Solana co-founder Anatoly Yakovenko had thought that ORE forking can play a part in helping to solve the menacing congestion issues. Therefore, he shared an open proposal to anyone who wants to fork ORE as a means to stress test the network.
The sole aim was to generate enough traffic through the interest it would generate, a move that can tackle the challenge of network congestion that the blockchain has been experiencing.
Shou introduced ORE as a token built on Solana but it typically uses a mining system as a means for claiming the tokens. His setup hinges on bloXroute and Jito Bundles, and the lucrativeness of the venture appears as something Yakovenko believes forking it for a more mainstream embrace will be appealing to all.
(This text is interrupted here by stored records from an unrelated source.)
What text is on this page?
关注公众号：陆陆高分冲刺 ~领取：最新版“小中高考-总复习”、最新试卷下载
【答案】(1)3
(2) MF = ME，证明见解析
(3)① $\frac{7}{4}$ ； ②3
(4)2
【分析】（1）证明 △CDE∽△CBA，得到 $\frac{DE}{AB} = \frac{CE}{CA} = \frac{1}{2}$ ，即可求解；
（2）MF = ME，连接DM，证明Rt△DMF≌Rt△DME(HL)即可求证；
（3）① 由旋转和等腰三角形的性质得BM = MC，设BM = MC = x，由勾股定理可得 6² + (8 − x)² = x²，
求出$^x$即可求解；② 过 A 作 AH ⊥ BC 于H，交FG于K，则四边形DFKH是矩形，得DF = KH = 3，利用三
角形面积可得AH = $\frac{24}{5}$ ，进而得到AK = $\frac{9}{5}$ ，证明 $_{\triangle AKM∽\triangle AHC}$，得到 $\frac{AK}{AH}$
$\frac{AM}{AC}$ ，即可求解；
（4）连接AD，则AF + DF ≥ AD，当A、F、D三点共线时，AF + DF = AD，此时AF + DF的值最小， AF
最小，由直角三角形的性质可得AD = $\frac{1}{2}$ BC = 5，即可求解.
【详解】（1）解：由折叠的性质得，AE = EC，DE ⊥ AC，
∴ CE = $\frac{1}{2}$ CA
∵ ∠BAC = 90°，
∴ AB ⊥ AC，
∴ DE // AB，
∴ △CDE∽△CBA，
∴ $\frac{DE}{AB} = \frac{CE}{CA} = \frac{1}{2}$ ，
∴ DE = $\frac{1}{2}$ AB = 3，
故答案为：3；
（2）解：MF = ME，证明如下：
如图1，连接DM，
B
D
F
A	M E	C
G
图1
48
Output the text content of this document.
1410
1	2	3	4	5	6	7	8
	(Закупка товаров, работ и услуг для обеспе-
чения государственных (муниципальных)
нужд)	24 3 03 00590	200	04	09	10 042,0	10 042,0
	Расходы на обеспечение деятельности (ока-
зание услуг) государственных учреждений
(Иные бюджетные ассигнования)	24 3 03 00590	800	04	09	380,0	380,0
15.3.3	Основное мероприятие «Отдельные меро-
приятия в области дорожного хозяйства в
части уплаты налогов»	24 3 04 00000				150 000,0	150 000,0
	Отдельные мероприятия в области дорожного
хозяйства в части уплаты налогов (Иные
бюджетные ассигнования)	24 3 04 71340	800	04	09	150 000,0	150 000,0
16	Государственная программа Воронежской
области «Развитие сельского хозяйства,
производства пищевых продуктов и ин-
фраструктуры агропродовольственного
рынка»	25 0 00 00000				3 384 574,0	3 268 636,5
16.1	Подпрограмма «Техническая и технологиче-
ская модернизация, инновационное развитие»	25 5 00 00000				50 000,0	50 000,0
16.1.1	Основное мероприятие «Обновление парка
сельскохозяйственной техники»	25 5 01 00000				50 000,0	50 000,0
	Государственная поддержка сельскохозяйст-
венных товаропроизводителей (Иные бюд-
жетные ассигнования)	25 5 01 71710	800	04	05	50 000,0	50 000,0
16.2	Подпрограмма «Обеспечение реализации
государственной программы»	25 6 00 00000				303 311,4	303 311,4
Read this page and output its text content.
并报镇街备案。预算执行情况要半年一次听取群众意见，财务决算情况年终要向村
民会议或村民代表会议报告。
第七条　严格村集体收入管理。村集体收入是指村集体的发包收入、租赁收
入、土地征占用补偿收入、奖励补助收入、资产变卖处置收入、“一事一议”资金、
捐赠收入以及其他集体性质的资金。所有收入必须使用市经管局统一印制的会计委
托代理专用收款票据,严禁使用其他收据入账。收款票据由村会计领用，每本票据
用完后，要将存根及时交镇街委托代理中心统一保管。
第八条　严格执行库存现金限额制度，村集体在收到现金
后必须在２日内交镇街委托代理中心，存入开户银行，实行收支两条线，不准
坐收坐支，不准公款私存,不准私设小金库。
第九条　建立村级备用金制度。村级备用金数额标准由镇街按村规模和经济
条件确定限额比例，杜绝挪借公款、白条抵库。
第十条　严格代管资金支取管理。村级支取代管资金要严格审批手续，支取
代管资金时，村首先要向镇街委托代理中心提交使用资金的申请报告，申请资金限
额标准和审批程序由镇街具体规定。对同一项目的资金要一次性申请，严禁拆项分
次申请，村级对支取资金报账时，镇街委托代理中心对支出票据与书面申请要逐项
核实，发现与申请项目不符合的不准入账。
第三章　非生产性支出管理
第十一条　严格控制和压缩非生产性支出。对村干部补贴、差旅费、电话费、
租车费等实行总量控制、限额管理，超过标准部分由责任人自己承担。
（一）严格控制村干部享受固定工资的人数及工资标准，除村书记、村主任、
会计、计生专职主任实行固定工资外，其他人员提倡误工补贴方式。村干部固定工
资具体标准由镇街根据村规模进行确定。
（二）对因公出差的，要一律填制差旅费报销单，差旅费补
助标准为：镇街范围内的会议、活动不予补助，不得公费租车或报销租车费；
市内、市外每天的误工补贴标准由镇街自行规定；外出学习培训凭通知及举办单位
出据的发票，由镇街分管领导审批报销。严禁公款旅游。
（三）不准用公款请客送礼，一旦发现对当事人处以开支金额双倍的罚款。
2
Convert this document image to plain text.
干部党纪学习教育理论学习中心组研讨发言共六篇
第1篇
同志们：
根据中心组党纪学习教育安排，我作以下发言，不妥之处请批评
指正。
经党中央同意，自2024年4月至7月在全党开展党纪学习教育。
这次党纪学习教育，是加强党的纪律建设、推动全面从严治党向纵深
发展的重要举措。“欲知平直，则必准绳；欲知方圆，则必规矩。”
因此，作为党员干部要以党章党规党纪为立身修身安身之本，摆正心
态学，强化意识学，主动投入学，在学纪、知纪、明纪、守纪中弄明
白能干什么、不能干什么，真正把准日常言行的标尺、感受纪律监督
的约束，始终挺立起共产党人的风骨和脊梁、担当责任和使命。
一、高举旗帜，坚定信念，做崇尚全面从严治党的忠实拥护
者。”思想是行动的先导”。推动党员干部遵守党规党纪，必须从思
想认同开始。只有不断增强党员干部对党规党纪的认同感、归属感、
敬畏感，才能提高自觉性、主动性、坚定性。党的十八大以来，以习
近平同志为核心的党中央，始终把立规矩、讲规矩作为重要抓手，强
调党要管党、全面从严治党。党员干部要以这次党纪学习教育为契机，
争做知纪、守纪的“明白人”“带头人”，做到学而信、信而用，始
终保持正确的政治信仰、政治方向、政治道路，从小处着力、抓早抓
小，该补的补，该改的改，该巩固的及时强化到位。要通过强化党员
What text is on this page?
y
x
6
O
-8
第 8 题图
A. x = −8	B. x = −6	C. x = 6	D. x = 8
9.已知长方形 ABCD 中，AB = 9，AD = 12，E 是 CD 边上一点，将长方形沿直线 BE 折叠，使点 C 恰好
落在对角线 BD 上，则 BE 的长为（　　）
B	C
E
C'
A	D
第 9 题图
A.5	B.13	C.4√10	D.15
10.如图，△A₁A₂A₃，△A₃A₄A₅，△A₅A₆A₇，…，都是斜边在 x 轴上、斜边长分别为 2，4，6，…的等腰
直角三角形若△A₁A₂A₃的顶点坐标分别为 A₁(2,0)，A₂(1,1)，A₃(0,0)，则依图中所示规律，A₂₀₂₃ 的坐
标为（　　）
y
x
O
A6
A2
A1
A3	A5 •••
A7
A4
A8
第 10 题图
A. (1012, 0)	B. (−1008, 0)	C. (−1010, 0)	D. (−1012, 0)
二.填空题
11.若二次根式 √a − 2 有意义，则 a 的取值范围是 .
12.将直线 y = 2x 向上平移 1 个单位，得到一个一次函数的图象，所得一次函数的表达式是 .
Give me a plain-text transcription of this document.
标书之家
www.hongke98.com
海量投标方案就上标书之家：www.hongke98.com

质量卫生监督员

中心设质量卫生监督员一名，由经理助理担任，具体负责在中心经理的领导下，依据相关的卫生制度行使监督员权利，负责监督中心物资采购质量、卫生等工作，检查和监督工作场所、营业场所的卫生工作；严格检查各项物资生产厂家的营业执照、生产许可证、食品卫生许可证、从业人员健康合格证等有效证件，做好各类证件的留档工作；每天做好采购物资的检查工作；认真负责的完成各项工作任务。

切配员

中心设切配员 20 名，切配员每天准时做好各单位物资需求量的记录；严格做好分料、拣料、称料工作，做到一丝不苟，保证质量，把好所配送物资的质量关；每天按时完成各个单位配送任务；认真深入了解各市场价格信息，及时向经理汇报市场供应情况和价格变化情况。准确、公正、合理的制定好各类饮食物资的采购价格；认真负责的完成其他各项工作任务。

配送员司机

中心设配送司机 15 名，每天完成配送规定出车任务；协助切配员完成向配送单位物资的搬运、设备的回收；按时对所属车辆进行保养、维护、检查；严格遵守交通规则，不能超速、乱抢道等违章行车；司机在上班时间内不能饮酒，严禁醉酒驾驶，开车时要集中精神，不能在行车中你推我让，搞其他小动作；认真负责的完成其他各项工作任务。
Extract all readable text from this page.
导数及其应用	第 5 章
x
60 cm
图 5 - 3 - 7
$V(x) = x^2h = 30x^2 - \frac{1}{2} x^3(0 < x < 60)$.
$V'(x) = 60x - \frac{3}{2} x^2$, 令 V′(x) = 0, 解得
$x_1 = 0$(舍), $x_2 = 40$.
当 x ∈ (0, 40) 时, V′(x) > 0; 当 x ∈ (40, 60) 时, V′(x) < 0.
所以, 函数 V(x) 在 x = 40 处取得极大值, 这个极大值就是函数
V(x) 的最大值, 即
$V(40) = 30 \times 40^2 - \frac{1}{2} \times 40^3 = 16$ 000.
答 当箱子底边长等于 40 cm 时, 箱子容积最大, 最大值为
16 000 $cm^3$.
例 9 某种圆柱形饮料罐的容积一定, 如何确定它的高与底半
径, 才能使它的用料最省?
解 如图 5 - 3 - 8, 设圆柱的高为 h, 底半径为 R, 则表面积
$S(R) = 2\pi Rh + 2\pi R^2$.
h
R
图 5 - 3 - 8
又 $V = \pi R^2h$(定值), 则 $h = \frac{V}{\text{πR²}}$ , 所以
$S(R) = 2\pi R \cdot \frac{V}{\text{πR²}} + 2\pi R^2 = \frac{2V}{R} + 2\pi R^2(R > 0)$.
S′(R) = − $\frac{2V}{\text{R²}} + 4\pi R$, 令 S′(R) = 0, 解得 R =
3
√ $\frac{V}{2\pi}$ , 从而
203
The new development suggests that forking ORE is not the solution that Solana needs to control the frequent network congestion. There are other methods that Solana is looking to explore. Two days ago, Solana released v1.17.31 update for mainnet beta validators to fix congestion issues in the network.
On one hand, there is Stake Weighted Quality of Service (SWQoS) which will serve as a Sybil/spam discrimination engine, providing global protection against spam activities. It is a utility that the Solana network has been thinking of implementing since the occurrence of the frequent congestion.
With the suspension of Ore mining, Solana is likely picking one of these alternative options to complement the mainnet congestion fix launched earlier.